Bitcoin Devs Overlook Taproot’s Social Attack Surface Enabling Network Spam

Bitcoin Developers Did Not Foresee Taproot’s Role in Network Spam

Bitcoin Core developer Jimmy Song has highlighted a significant oversight by the creators of the Taproot upgrade, stating that they failed to consider the “social attack surface” that would open the door to nonfinancial transactions flooding the network with spam. These transactions include Ordinals, BRC-20 tokens, and other data-heavy operations that have become increasingly prevalent.

In a video shared on X, Song described Taproot as having considerable “trolling value” because many Bitcoin enthusiasts pinned their hopes on it. He said, “The increase in the social attack surface of this upgrade wasn’t accounted for at all, let alone considered.” Last year, Song referred to Ordinals as a “fiat scam,” underscoring his skepticism about their impact on Bitcoin.

Shortcomings in Taproot’s Privacy and Security Features

Song also criticized Taproot for not delivering on promised privacy and security enhancements. He pointed to Schnorr signatures and Script Paths Spend capabilities, which were promoted as more efficient alternatives to traditional multisignature schemes. These features were intended to simplify processes such as key recovery involving multiple participants.

However, according to Song, the implementation proved more complex than anticipated, requiring more rounds of signatures than conventional multisig setups, ultimately leading to a poor user experience and limited adoption.

Taproot was activated in November 2021 by developers including Jonas Nick, Tim Ruffing, and A.J. Townes, building on foundational work from Gregory Maxwell dating back to 2018.

Community Divisions Over Bitcoin’s Transaction Validation

Song’s remarks come amid a widening rift in the Bitcoin community over the types of transactions the network should validate. Prominent figures such as Adam Back, Dennis Porter, and Luke Dashjr align with Song’s view that Bitcoin should remain focused on its original purpose as a peer-to-peer electronic cash system, avoiding nonfinancial data transactions.

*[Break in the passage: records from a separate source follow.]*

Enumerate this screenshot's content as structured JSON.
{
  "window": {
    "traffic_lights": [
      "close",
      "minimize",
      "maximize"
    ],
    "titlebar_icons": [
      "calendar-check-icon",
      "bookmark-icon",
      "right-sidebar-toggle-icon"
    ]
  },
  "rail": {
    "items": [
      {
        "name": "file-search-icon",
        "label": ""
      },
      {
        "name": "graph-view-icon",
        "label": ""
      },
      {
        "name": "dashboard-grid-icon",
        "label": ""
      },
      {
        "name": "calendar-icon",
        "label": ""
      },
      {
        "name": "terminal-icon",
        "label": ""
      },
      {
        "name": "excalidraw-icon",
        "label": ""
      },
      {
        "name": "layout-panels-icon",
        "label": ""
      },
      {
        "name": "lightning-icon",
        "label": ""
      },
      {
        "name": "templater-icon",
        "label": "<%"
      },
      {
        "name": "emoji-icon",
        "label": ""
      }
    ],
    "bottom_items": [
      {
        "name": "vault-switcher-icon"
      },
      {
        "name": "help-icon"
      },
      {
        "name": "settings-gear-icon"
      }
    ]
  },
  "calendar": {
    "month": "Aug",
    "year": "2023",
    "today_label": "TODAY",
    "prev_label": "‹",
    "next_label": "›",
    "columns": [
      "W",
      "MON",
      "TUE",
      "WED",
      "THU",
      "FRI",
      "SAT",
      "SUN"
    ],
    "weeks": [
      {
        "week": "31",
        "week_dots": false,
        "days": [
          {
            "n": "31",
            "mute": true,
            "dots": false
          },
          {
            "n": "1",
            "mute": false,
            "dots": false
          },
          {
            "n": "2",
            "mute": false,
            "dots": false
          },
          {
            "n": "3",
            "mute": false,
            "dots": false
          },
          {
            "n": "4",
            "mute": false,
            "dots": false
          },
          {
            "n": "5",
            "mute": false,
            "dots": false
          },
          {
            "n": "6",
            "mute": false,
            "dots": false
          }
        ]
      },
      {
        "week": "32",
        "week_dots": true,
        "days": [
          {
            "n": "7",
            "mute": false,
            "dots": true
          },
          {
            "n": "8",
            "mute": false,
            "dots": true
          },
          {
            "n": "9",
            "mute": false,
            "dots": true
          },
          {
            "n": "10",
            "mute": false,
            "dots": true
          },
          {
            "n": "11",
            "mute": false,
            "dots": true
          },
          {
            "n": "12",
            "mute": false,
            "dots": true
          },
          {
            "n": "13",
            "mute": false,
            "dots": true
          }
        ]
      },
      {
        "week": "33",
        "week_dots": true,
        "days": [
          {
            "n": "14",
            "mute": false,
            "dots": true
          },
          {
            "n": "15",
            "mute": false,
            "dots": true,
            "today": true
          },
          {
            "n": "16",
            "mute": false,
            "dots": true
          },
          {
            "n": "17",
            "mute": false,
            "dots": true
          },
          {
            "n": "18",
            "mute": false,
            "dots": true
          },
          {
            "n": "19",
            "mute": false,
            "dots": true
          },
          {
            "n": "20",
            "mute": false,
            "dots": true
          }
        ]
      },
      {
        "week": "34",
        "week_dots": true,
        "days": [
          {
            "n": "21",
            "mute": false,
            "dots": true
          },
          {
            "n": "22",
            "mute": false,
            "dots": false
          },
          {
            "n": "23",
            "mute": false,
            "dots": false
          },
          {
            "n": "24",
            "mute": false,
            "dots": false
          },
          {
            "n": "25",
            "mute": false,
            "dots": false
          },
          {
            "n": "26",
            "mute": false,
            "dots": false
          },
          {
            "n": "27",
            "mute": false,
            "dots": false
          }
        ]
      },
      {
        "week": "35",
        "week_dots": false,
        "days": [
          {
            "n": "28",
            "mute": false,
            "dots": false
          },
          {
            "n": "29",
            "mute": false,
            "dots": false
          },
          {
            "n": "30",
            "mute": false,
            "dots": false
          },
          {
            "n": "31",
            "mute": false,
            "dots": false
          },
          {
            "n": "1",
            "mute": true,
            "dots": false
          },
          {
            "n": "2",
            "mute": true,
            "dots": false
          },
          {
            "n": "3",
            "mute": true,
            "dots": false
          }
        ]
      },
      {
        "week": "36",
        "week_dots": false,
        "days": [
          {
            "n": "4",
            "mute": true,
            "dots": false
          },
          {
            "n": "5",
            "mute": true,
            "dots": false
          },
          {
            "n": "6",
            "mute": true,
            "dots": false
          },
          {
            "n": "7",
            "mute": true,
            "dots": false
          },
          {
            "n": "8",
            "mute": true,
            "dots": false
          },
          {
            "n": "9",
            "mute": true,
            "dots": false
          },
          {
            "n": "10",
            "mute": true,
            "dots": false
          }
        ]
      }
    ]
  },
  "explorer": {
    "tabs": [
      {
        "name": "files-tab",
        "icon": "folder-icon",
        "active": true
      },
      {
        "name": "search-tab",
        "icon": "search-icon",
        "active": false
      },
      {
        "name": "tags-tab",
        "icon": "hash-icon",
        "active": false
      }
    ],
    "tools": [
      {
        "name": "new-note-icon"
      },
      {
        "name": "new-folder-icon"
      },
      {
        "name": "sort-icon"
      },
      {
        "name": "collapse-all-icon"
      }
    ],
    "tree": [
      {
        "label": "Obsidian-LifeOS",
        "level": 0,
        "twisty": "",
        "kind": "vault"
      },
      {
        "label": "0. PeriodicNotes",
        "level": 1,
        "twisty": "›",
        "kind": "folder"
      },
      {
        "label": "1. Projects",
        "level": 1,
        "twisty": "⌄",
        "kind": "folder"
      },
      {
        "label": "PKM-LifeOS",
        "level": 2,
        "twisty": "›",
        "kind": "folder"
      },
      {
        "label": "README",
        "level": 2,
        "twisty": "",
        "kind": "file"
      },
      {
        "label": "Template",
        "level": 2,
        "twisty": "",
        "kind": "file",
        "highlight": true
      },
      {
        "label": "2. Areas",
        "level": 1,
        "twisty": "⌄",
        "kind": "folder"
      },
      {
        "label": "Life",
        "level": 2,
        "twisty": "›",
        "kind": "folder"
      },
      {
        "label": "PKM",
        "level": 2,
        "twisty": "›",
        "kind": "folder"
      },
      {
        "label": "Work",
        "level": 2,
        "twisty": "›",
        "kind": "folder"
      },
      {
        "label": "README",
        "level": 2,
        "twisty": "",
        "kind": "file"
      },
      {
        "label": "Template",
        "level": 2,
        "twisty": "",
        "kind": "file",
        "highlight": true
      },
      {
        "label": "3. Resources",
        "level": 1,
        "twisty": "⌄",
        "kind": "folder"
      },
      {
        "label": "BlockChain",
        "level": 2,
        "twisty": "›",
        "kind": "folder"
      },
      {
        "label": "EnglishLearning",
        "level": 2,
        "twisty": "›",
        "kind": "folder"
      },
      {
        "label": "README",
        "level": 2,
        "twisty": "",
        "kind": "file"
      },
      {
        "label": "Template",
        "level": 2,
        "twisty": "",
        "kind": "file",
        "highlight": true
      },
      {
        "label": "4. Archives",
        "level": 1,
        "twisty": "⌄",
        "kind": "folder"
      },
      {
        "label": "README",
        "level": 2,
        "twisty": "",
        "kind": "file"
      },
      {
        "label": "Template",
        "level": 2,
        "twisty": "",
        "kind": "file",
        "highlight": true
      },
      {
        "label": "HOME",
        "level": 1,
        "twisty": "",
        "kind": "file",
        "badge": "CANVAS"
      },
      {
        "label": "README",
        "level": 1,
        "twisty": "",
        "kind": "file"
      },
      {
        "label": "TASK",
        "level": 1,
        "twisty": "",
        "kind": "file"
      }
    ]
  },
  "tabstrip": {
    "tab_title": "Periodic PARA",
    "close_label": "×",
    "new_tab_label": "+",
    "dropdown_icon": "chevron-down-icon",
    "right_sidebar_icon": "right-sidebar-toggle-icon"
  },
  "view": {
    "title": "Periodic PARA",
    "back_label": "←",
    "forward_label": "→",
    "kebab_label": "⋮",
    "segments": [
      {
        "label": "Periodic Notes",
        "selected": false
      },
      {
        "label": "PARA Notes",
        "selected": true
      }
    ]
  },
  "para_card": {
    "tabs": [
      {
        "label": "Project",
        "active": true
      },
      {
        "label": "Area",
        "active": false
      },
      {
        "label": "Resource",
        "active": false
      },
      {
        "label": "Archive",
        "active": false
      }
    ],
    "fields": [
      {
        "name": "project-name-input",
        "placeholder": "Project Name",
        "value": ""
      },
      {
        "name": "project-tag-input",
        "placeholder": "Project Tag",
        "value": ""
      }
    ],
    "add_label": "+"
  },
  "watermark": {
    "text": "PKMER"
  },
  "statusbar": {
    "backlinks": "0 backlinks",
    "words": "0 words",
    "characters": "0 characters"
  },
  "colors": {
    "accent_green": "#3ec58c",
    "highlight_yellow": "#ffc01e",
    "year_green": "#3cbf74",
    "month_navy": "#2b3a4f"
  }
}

In contrast, advocates like Leonidas, leader of the Bitcoin Ordinals movement, have embraced Taproot’s expanded capabilities. They argue against censoring any transactions, including Ordinals and Runes applications that embed various data types on the blockchain.

Bitcoin Core vs Bitcoin Knots: A Node Software Schism

In June, over 30 Bitcoin Core developers agreed to remove the 80-byte limit on the OP_RETURN opcode, facilitating more extensive on-chain storage of images, audio, videos, and documents. However, concerns that Bitcoin Core might reverse this update to restrict nonfinancial transactions have driven users toward Bitcoin Knots software.

The number of Bitcoin Knots nodes has grown dramatically from 67 in March 2024 to over 7,100 today, representing nearly 28% of the network. Leonidas has even suggested that his community might consider forking Bitcoin Core should attempts be made to censor Ordinals, Runes, and similar data embeddings.

Taproot’s Future: Potential Yet Unfulfilled

Despite his criticisms, Song has not dismissed Taproot’s potential benefits. He noted that Taproot could still prove valuable if innovations like Ark lead to decentralized mining or if BitVM drives increased Bitcoin demand. “But so far, Taproot has not lived up to the cost users paid to get it,” he concluded.

Ordinals and Runes: Supporting Network Security Through Fees?

On the other side, Leonidas contends that the surge in transaction fees from Ordinals and Runes has contributed over $500 million to Bitcoin’s security budget. This funding is vital as the mining block subsidy halves roughly every four years.

However, transaction fees from Ordinals have shown significant volatility, ranging between approximately $3,000 and $537,000 daily in 2025, according to Dune Analytics. The peak fee revenue of $9.99 million recorded on December 16, 2023, remains an outlier.